Gordon first wrote “Postcards” from his home in Thousand Oaks for his family. “Then people who read it said, ‘This is really a universal subject — you ought to publish it.’” He doesn’t consider the book a stark deviation from his fiction writing. “Everything I write has an integrity and truth to it; it’s masked behind a content of fiction, so it doesn’t get quite close to home.”

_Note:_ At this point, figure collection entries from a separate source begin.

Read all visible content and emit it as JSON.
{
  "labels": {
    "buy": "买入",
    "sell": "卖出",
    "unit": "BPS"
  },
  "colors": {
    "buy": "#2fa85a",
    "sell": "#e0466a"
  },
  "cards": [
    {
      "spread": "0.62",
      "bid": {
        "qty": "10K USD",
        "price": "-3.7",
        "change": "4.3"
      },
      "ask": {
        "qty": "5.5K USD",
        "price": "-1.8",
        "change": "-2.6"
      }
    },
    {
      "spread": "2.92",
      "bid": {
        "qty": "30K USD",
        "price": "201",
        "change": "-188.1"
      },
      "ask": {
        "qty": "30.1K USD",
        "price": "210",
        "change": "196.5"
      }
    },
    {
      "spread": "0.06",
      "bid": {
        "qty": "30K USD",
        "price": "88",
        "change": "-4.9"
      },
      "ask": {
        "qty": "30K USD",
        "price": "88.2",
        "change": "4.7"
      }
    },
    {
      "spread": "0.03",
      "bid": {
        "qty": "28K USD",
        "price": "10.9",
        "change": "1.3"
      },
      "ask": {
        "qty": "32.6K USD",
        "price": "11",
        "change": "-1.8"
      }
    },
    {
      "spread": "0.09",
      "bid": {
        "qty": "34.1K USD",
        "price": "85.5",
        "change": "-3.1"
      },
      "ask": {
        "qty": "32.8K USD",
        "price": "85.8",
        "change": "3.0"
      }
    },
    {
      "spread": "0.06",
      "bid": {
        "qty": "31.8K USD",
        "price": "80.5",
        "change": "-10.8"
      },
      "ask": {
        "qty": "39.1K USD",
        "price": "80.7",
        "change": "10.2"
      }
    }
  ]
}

The highly readable 110-page memoir is a scrapbook of “postcards” from his own loved ones: his feisty father who left the Russian shtetl for Israel, only to get diverted to Canada; his brother, David, whose torturous battle with brain cancer is described with a sensitive mix of humor and depth; and his 20-year-old son, Zaki, a talented, budding filmmaker who died tragically in a car accident. Just as heartwarming as Zaki’s postcards is Gordon’s reply: founding the Zaki Gordon Institute for Independent Filmmaking in Sedona, Ariz.

The book is an inspiring read for anyone who has suffered a loss, but it also reads, in Gordon’s words, “as a personal history of a sort of whack-job Jewish American family that stretches from 1800s Tsarist Russia up to the present time.” It spans the shtetl in Russia, the ranches in Canada run by Yiddish-speaking immigrants, modern Israel, the entertainment industry in America and, of course, the heavens.

Gordon hails from 13 generations of Chasidic rabbis, and while his immediate family has long shed strict, Chasidic Jewish tradition, the stories in his book illustrate, in secular terms but with the skill of a master Chasidic raconteur, the presence of God in everyday life. “The recirculation of the soul, kind of the belief in reincarnation, isn’t foreign to Judaism at all or our literature,” Gordon said.

He said he continues to receive “postcards” and encourages others to share their own through the book’s Web site.

“One woman wrote to me that she had recently lost her brother, and she wanted to read one book to help her learn how to cope,” he said. “Her brother died of a brain tumor, and his name was David. Her other brother that took care of him was Dani (a few people in my life called me Dani). She had a niece who will go to Zaki’s school. She said my book was her postcard.”